I don’t think you should be allowed to cover this story unless you feel that grief. I just don’t. I don’t think you should write about dead trans kids unless you care about dead trans kids more than you care about your career or your byline or your brand. And I think that if you try, if you walk into a crowd of grieving people and demand that all of them validate how great and brave you are for almost sort of caring, you are going to get your ass handed to you, and it will be fully deserved.

Because: If this is how I feel, if I’m fucking destroyed, and I’m just some guy on the other side of the country who happened to read about it, how must his family feel? How must his friends feel, his exes, the people who had crushes on him? How must the other trans student who got attacked in that bathroom — because Nex got assaulted alongside another trans kid; he died, the other kid didn’t, and that child, more than anyone, has the right to feel that they are watching the culture pass a verdict on their own life and death — feel about all this?

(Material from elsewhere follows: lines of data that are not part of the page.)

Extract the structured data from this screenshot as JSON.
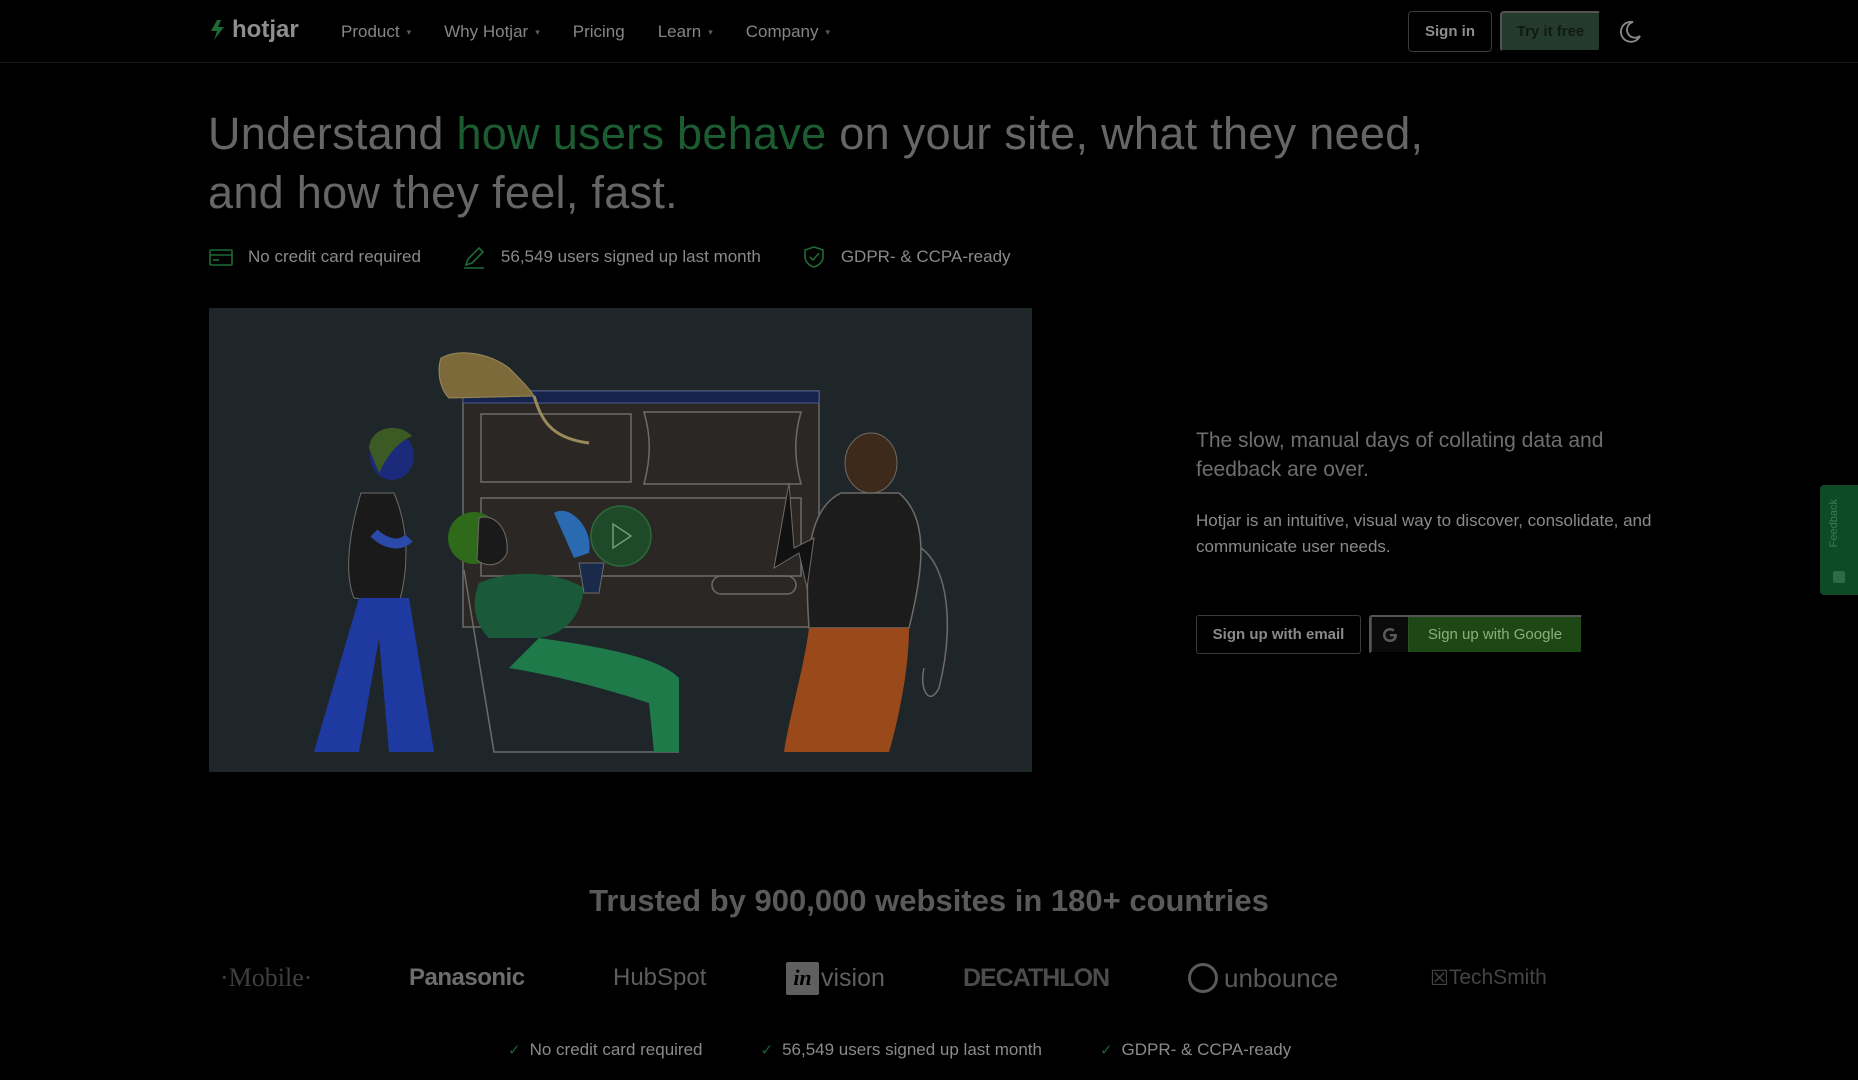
{
  "nav": {
    "logo_text": "hotjar",
    "links": [
      {
        "label": "Product",
        "has_caret": true
      },
      {
        "label": "Why Hotjar",
        "has_caret": true
      },
      {
        "label": "Pricing",
        "has_caret": false
      },
      {
        "label": "Learn",
        "has_caret": true
      },
      {
        "label": "Company",
        "has_caret": true
      }
    ],
    "signin_label": "Sign in",
    "try_label": "Try it free",
    "theme_icon": "moon-icon"
  },
  "hero": {
    "headline_pre": "Understand ",
    "headline_accent": "how users behave",
    "headline_post": " on your site, what they need, and how they feel, fast.",
    "badges": [
      {
        "icon": "credit-card-icon",
        "label": "No credit card required"
      },
      {
        "icon": "pencil-icon",
        "label": "56,549 users signed up last month"
      },
      {
        "icon": "shield-check-icon",
        "label": "GDPR- & CCPA-ready"
      }
    ],
    "video_icon": "play-icon",
    "side_title": "The slow, manual days of collating data and feedback are over.",
    "side_text": "Hotjar is an intuitive, visual way to discover, consolidate, and communicate user needs.",
    "signup_email_label": "Sign up with email",
    "signup_google_label": "Sign up with Google"
  },
  "feedback_tab": {
    "label": "Feedback"
  },
  "trusted": {
    "title": "Trusted by 900,000 websites in 180+ countries",
    "logos": {
      "tmobile": "·Mobile·",
      "panasonic": "Panasonic",
      "hubspot": "HubSpot",
      "invision_box": "in",
      "invision_text": "vision",
      "decathlon": "DECATHLON",
      "unbounce": "unbounce",
      "techsmith": "TechSmith"
    }
  },
  "bottom_badges": [
    "No credit card required",
    "56,549 users signed up last month",
    "GDPR- & CCPA-ready"
  ],
  "colors": {
    "background": "#000000",
    "accent_green": "#1c5c32",
    "google_button": "#1d4816",
    "video_bg": "#1f262a"
  }
}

You don't have to wonder. You can ask. You can do some fucking halfway decent reporting. I hate to tell you this, but I already know what Chaya Raichik thinks about trans people. I know it because she talks about it, constantly, on her extremely large public platform. I know all about what transphobia sounds like, because I never fucking stop hearing it, from legislators and influencers and presidential candidates and the editorial board of the New York Times; I don’t need anyone to “expose” or “shine a light” on all the hatred I never stop seeing. What the world hasn’t seen yet — what the world needs to see, needs to hear — is us, and what we’re going through. It needs our humanity. It needs our voices. 

We have been giving you those voices, and what I am learning is that you do not want to hear them. You want a story, a hero, a villain, a click, a controversy. We live and die in the spaces between the words.